The inevitable has happened with this government’s too-clever-by-half branding of their associate finance minister, and she has essentially been caught out by the easiest trap imaginable. The Conservatives submitted an Order Paper question asking for a definition of “middle class” by which the government could measure the success of its efforts at ensuring their prosperity, and lo, they were told that there is no measure that the government uses. Which is kind of embarrassing for a government that prides itself on data and metrics – that’s one of the reasons why they actually bit the bullet and decided on the Market-Basket Measure of poverty as their official definition, because that allowed them to track the success of their programmes in alleviating it (and yes, programmes like the Canada Child Benefit have had a measurable impact using these kinds of data). But what they can do for poverty, they can’t do for the Middle Class™.
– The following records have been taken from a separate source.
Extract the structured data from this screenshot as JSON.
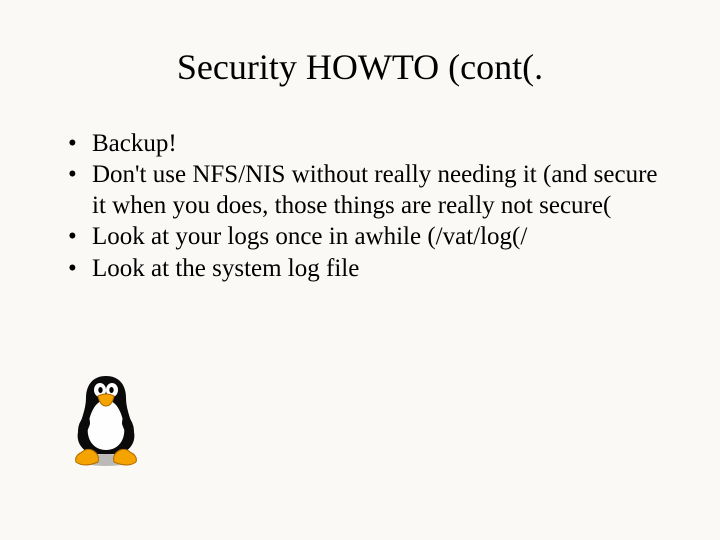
{
  "title": "Security HOWTO (cont(.",
  "bullets": [
    "Backup!",
    "Don't use NFS/NIS without really needing it (and secure it when you does, those things are really not secure(",
    "Look at your logs once in awhile (/vat/log(/",
    "Look at the system log file"
  ],
  "icon": "tux-penguin-icon"
}
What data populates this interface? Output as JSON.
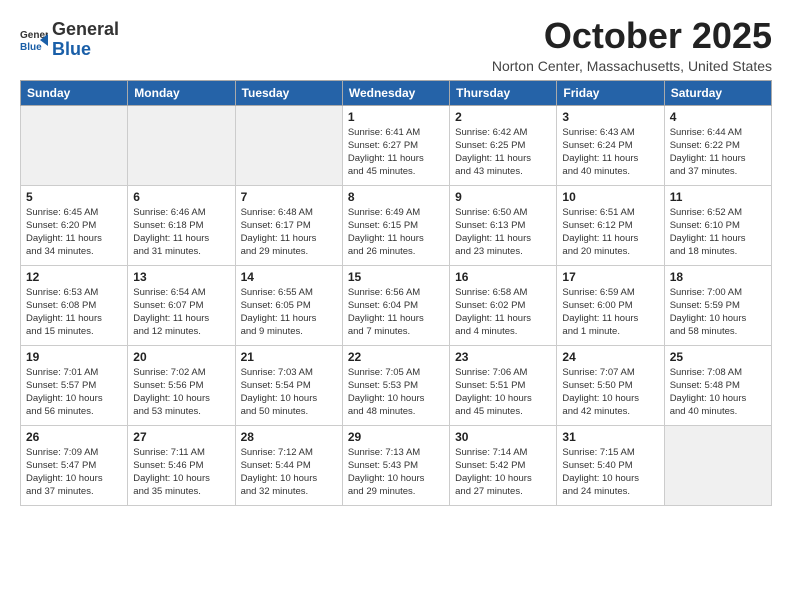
{
  "header": {
    "logo": {
      "line1": "General",
      "line2": "Blue"
    },
    "title": "October 2025",
    "location": "Norton Center, Massachusetts, United States"
  },
  "weekdays": [
    "Sunday",
    "Monday",
    "Tuesday",
    "Wednesday",
    "Thursday",
    "Friday",
    "Saturday"
  ],
  "weeks": [
    [
      {
        "day": "",
        "info": ""
      },
      {
        "day": "",
        "info": ""
      },
      {
        "day": "",
        "info": ""
      },
      {
        "day": "1",
        "info": "Sunrise: 6:41 AM\nSunset: 6:27 PM\nDaylight: 11 hours\nand 45 minutes."
      },
      {
        "day": "2",
        "info": "Sunrise: 6:42 AM\nSunset: 6:25 PM\nDaylight: 11 hours\nand 43 minutes."
      },
      {
        "day": "3",
        "info": "Sunrise: 6:43 AM\nSunset: 6:24 PM\nDaylight: 11 hours\nand 40 minutes."
      },
      {
        "day": "4",
        "info": "Sunrise: 6:44 AM\nSunset: 6:22 PM\nDaylight: 11 hours\nand 37 minutes."
      }
    ],
    [
      {
        "day": "5",
        "info": "Sunrise: 6:45 AM\nSunset: 6:20 PM\nDaylight: 11 hours\nand 34 minutes."
      },
      {
        "day": "6",
        "info": "Sunrise: 6:46 AM\nSunset: 6:18 PM\nDaylight: 11 hours\nand 31 minutes."
      },
      {
        "day": "7",
        "info": "Sunrise: 6:48 AM\nSunset: 6:17 PM\nDaylight: 11 hours\nand 29 minutes."
      },
      {
        "day": "8",
        "info": "Sunrise: 6:49 AM\nSunset: 6:15 PM\nDaylight: 11 hours\nand 26 minutes."
      },
      {
        "day": "9",
        "info": "Sunrise: 6:50 AM\nSunset: 6:13 PM\nDaylight: 11 hours\nand 23 minutes."
      },
      {
        "day": "10",
        "info": "Sunrise: 6:51 AM\nSunset: 6:12 PM\nDaylight: 11 hours\nand 20 minutes."
      },
      {
        "day": "11",
        "info": "Sunrise: 6:52 AM\nSunset: 6:10 PM\nDaylight: 11 hours\nand 18 minutes."
      }
    ],
    [
      {
        "day": "12",
        "info": "Sunrise: 6:53 AM\nSunset: 6:08 PM\nDaylight: 11 hours\nand 15 minutes."
      },
      {
        "day": "13",
        "info": "Sunrise: 6:54 AM\nSunset: 6:07 PM\nDaylight: 11 hours\nand 12 minutes."
      },
      {
        "day": "14",
        "info": "Sunrise: 6:55 AM\nSunset: 6:05 PM\nDaylight: 11 hours\nand 9 minutes."
      },
      {
        "day": "15",
        "info": "Sunrise: 6:56 AM\nSunset: 6:04 PM\nDaylight: 11 hours\nand 7 minutes."
      },
      {
        "day": "16",
        "info": "Sunrise: 6:58 AM\nSunset: 6:02 PM\nDaylight: 11 hours\nand 4 minutes."
      },
      {
        "day": "17",
        "info": "Sunrise: 6:59 AM\nSunset: 6:00 PM\nDaylight: 11 hours\nand 1 minute."
      },
      {
        "day": "18",
        "info": "Sunrise: 7:00 AM\nSunset: 5:59 PM\nDaylight: 10 hours\nand 58 minutes."
      }
    ],
    [
      {
        "day": "19",
        "info": "Sunrise: 7:01 AM\nSunset: 5:57 PM\nDaylight: 10 hours\nand 56 minutes."
      },
      {
        "day": "20",
        "info": "Sunrise: 7:02 AM\nSunset: 5:56 PM\nDaylight: 10 hours\nand 53 minutes."
      },
      {
        "day": "21",
        "info": "Sunrise: 7:03 AM\nSunset: 5:54 PM\nDaylight: 10 hours\nand 50 minutes."
      },
      {
        "day": "22",
        "info": "Sunrise: 7:05 AM\nSunset: 5:53 PM\nDaylight: 10 hours\nand 48 minutes."
      },
      {
        "day": "23",
        "info": "Sunrise: 7:06 AM\nSunset: 5:51 PM\nDaylight: 10 hours\nand 45 minutes."
      },
      {
        "day": "24",
        "info": "Sunrise: 7:07 AM\nSunset: 5:50 PM\nDaylight: 10 hours\nand 42 minutes."
      },
      {
        "day": "25",
        "info": "Sunrise: 7:08 AM\nSunset: 5:48 PM\nDaylight: 10 hours\nand 40 minutes."
      }
    ],
    [
      {
        "day": "26",
        "info": "Sunrise: 7:09 AM\nSunset: 5:47 PM\nDaylight: 10 hours\nand 37 minutes."
      },
      {
        "day": "27",
        "info": "Sunrise: 7:11 AM\nSunset: 5:46 PM\nDaylight: 10 hours\nand 35 minutes."
      },
      {
        "day": "28",
        "info": "Sunrise: 7:12 AM\nSunset: 5:44 PM\nDaylight: 10 hours\nand 32 minutes."
      },
      {
        "day": "29",
        "info": "Sunrise: 7:13 AM\nSunset: 5:43 PM\nDaylight: 10 hours\nand 29 minutes."
      },
      {
        "day": "30",
        "info": "Sunrise: 7:14 AM\nSunset: 5:42 PM\nDaylight: 10 hours\nand 27 minutes."
      },
      {
        "day": "31",
        "info": "Sunrise: 7:15 AM\nSunset: 5:40 PM\nDaylight: 10 hours\nand 24 minutes."
      },
      {
        "day": "",
        "info": ""
      }
    ]
  ]
}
Of course, we all know that it’s because “middle class” isn’t an economic definition to this government, but a feel-good branding exercise. It’s the Middle Class™ And Those Working Hard To Join It, because we all know that everyone thinks they’re middle class (whether or not they have ponies), and most especially people on the wealthier end of the scale in this country. It’s all about a feeling, or a hand-wavey metric about having kids in hockey (an upper-class pursuit in this country). And this lack of a definition is exactly why this minister is the Minister of Middle Class™ Prosperity®, because it means nothing. It’s a trademarked slogan, transparently winking to Canadians about how this is how they plan to address the discontent underlying the populist movements taking place across the government – hoping that if they can reassure these voters that they’re being care of and not left behind, that they’re being heard, that somehow, it’ll keep the populist forces at bay. I’m not sure that it will work, but it’s blatantly happening, so we should all be aware that this is part of their plan.